Pericardiotomia subxifóide clássica tem a vantagem de conseguir uma drenagem mais permanente e completa do que a pericardiocentese, evitando o risco de contaminação esternal ou pleural e é útil em pacientes críticos, onde uma toracotomia pode ser muito agressiva. Além disso, permite a quebra mecânica das loculações e septações pelo cirurgião. A desvantagem desta abordagem é a dificuldade ou falta de acesso às loculações posteriores do fluido, o que exigiria pericardioscopia para facilitar a drenagem do mesmo .

Uma janela pericárdica externa feita por esternotomia mediana ajuda na exposição pericárdica e na remoção mais fácil das aderências e do fluido localizado, mas carrega o risco de contaminação esternal. Uma janela pleuropericárdica, por outro lado, realizada por cirurgia torácica videoassistida (VATS) ou toracotomia anterior carrega o risco de contaminação da cavidade pleural e, portanto, não seria recomendada em nosso paciente .

Em pacientes com alto conteúdo de fibrina no líquido pericárdico, tendência à fibrose local, tamponamento recorrente, infecção persistente ou progressão para pericardite constritiva, a pericardiectomia está indicada. É realizada por via anterolateral torácica ou esternotomia mediana. Este procedimento acarreta maior risco de morbidade e mortalidade em relação à pericardiotomia, em parte devido ao fato de que os pacientes nos quais é indicada têm maior probabilidade de apresentar múltiplas complicações e sinais de instabilidade hemodinâmica. Entretanto, geralmente permite a drenagem completa do líquido pericárdico .

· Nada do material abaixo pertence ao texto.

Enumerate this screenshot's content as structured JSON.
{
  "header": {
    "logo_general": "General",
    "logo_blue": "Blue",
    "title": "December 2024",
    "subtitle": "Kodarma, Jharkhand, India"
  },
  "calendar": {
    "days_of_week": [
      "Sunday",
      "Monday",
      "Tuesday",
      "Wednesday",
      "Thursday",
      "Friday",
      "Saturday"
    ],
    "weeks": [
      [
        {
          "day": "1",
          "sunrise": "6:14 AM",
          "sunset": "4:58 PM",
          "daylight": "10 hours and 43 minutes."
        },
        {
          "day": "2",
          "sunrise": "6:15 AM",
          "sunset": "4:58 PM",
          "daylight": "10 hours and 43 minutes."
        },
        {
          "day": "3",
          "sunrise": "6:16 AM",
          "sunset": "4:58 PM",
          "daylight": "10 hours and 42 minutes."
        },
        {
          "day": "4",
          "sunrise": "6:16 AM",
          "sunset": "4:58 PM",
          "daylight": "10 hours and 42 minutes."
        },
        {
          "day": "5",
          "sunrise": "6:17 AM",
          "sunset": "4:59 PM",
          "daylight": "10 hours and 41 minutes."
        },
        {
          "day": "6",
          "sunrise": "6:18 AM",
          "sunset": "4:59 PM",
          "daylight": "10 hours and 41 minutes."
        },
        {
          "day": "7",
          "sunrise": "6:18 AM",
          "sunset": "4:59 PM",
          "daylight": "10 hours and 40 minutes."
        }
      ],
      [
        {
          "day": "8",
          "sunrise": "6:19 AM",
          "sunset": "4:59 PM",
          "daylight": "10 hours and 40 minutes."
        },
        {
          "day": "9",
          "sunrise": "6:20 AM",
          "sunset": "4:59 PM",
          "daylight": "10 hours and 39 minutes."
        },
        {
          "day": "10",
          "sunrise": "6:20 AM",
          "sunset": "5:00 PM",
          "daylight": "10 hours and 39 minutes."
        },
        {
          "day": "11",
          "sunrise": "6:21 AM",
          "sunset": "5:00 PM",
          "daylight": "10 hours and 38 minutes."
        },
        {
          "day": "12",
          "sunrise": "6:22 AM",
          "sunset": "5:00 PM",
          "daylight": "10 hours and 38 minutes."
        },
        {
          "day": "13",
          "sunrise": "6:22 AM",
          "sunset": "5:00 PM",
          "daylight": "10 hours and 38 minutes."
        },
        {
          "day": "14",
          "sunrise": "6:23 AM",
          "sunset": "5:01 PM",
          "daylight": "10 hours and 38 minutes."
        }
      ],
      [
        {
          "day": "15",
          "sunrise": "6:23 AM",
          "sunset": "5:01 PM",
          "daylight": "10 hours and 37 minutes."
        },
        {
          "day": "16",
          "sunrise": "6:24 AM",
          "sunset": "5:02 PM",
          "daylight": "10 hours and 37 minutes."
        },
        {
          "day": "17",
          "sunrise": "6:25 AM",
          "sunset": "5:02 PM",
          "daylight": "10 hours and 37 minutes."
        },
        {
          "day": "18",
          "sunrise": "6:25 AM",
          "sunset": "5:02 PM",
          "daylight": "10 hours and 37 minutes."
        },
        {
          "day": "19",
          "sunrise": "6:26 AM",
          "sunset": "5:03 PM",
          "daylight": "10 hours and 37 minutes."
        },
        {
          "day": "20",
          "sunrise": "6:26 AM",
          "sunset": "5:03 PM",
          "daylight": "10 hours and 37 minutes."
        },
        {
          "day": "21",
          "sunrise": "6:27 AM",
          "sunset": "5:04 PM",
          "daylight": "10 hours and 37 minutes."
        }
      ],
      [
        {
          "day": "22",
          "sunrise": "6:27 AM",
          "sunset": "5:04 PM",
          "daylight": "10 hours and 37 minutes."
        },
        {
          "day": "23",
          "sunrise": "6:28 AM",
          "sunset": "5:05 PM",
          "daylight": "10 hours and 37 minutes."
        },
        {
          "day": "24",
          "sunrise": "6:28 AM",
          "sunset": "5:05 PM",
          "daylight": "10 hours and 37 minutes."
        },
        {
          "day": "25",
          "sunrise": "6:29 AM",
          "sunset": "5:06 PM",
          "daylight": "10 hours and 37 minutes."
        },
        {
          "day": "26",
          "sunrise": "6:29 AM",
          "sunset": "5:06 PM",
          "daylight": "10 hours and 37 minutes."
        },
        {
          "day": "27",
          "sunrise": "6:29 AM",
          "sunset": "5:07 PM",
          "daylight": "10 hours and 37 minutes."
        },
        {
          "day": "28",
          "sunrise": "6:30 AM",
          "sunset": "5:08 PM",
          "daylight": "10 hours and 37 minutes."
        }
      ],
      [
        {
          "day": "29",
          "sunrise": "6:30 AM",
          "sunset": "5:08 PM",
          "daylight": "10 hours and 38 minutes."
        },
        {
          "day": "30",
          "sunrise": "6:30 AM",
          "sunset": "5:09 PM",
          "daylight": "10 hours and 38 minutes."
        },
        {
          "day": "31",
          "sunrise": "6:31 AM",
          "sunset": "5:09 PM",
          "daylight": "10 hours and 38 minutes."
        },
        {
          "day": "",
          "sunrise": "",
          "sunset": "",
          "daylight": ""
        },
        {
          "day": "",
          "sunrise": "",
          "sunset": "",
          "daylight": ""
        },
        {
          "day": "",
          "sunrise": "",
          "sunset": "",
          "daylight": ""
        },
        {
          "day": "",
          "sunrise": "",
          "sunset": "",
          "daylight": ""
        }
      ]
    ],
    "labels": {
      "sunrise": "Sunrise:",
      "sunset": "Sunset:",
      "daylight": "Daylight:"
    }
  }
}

As causas de morte naqueles com pericardite purulenta são tamponamento, septicemia ou constrição . Nosso paciente apresentava bacteremia de MSSA de fonte pouco clara, com empiema e pericardite bacteriana. A coexistência destas condições poderia ser explicada pelo rastreamento da infecção ao longo do ligamento pleuropericárdico. Também é possível que a bactéria tenha semeado originalmente o pericárdio por propagação hematogénica a partir de outra fonte pouco clara. Nós exploramos a possibilidade do nosso paciente ter serosite por doença do tecido conjuntivo. O exame auto-imune foi enviado e foi negativo. Nosso paciente foi tratado com sucesso com agentes antiestafilocócicos intravenosos e um dreno percutâneo de pericárdio. O dreno pericárdico foi removido assim que parou de drenar, e um eco 2D mostrou derrame trivial sem evidências de localização. O tórax tomográfico realizado 6 semanas após o início dos antibióticos mostrou resolução completa dos derrames pleurais e pericárdicos, sem evidências de espessamento pericárdico ou aderências.

Conflitos de interesse

Os autores declaram não haver conflitos de interesse quanto à publicação deste trabalho.